I agree with John that the only way to persuade more than a minority of people to make material changes to the way they live is to make it expensive to be wasteful. At the moment sustainability for the common man is costly in both time (eg sorting your recycling) and money (eg taking public transport which usually takes longer and costs more than driving (except within London)). Given a choice between two options of equal cost where one is “greener”, I’m sure most people would choose sustainability. Unfortunately that isn’t a choice we are often able to make much at the moment in a world where the price we pay for many products does not reflect their true cost (I’m looking at you Primark) so we are used to paying prices that don’t factor in the long term environmental (or human) cost. In that environment, it is very hard for the sustainable option to be priced competitively.

Unfortunately, one big problem with making it expensive to pollute is that many of the ideas that are thrown about (such as increasing fuel duty) hit the poorest in society hardest (those that can already barely afford to heat their houses) while we, the middle class responsible for much of the problem, can afford to buy our way out of having to face up to the inconvenience of changing the way we live. Unlike John, the increasing price of petrol made no difference to the way I drove. Even at the peak of petrol prices, it was still a cheaper (and much quicker) way to get to London than taking the train and on a Friday night after work, I just want to get there as quickly as possible. As John says, his behaviour changed out of motivation to save money more than out of motivation to save the environment. For me the petrol price didn’t reach the point where my own personal cost/benefit analysis motivated me to change my behaviour to save either! I need to be incentivised just like everyone else.
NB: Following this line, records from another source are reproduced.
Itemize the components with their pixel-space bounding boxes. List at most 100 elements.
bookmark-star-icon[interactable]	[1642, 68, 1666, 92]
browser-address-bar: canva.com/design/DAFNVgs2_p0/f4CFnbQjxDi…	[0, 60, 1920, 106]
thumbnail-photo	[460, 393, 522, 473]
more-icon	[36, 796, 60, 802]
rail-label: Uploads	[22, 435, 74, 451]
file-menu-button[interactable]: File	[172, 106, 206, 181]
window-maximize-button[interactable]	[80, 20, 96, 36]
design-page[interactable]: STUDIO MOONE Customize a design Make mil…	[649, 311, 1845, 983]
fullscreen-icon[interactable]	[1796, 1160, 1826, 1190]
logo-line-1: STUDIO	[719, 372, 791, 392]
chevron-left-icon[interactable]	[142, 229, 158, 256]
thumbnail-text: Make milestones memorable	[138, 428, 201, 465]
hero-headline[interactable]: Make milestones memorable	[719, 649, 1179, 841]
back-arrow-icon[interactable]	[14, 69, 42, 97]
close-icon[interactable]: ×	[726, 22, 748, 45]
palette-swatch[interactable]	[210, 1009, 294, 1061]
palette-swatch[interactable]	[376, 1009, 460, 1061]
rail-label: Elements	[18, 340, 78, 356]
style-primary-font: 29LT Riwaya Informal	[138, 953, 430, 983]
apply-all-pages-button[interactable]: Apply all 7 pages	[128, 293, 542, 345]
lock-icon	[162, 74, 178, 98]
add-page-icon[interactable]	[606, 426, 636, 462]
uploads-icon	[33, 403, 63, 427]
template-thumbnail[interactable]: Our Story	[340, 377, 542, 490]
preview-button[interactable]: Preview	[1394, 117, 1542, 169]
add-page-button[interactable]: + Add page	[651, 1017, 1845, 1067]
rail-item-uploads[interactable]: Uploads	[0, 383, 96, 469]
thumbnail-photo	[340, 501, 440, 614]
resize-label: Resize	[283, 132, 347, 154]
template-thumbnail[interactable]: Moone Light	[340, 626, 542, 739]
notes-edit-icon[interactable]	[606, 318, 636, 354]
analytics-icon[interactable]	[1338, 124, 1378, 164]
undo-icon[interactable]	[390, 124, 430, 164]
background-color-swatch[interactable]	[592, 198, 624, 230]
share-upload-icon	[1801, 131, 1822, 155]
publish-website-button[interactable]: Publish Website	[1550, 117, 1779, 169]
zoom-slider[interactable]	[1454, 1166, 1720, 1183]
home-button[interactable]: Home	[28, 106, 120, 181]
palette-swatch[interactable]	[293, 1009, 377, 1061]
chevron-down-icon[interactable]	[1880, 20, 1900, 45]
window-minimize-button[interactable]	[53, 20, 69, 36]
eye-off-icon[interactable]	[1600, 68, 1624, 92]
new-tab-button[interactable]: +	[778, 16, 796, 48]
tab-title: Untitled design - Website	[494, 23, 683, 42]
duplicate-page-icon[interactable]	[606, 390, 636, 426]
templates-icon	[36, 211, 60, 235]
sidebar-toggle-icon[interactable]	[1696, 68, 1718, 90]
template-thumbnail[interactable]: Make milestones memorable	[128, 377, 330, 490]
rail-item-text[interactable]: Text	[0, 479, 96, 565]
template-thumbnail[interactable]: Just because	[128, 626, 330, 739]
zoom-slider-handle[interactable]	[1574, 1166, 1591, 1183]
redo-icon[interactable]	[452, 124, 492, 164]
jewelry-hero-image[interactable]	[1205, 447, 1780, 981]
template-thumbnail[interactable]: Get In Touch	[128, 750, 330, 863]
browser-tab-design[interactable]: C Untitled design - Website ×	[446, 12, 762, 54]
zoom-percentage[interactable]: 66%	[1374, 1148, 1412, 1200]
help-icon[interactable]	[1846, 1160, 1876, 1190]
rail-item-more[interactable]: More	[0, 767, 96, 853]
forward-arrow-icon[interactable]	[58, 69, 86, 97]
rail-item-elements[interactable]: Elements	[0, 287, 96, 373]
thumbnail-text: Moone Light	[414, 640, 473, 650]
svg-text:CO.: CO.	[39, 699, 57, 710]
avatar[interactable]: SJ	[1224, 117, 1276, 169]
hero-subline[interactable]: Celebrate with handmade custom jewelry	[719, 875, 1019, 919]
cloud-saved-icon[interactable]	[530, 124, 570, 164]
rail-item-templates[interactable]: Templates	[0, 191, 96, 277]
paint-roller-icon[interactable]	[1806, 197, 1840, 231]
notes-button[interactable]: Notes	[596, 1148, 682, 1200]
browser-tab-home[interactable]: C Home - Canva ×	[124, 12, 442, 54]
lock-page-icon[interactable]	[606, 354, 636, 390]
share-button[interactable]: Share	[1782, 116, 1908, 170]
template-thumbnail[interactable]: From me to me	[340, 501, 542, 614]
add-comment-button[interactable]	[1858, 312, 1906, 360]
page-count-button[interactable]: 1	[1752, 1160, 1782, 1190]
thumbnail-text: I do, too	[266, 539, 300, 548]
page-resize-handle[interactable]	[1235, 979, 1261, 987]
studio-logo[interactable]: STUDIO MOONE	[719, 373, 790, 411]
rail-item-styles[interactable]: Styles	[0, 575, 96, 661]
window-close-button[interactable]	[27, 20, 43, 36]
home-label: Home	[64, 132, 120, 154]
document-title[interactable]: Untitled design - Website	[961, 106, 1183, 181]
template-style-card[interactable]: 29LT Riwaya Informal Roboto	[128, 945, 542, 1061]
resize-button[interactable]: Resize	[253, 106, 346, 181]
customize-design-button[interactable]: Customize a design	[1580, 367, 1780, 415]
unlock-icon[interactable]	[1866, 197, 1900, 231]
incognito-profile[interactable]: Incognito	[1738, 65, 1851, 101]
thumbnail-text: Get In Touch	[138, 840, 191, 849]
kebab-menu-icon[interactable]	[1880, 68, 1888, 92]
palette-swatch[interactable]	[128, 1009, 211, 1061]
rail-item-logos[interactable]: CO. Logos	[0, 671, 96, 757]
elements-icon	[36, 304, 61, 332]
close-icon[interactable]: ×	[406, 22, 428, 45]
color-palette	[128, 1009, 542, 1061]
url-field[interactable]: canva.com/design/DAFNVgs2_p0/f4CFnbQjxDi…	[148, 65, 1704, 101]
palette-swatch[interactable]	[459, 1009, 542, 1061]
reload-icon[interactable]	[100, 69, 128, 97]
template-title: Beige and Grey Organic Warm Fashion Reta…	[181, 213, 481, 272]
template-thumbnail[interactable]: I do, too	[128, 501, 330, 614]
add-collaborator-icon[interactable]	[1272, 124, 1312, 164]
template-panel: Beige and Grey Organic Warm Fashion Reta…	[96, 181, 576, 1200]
As John implied, government policy on climate change all comes down to discount rates – how you balance the costs/benefits of action now with the costs/benefits of action later. For us, the benefits of convenient and cheap travel now will certainly result in costs down the line but, unlike in business, it’s very hard to estimate those costs and it will be someone else who pays the price anyway. For all the money parents spend on giving their children the best future they can through education, health care etc, we haven’t yet found a way not to steal from them by using up as many resources as we can from the pot that we share with them.

I’ll take this opportunity to recommend the New Economics Foundation. They’ve been talking for a while about a “triple crunch” – the financial crisis, climate change and increasing energy prices. Interestingly, at the moment the recession caused by the financial crisis has resulted in a reductions in energy prices but this will only be temporary. However, in the long run, as non-renewable fuel prices go up again (as they surely will being a finite supply in a market with demand growth that shows no signs of stopping any time soon) and as renewables technology is refined in efficiency and lowering cost of production, green electricity will eventually become competitive and then cheaper in real terms (ie excluding the green subsidies).

Hopefully this will be the case in other areas where we need to move towards sustainability too (manufacturing, transport, water supply, etc).

Through innovation in policy and technology we need to make saving the world not only possible but easy!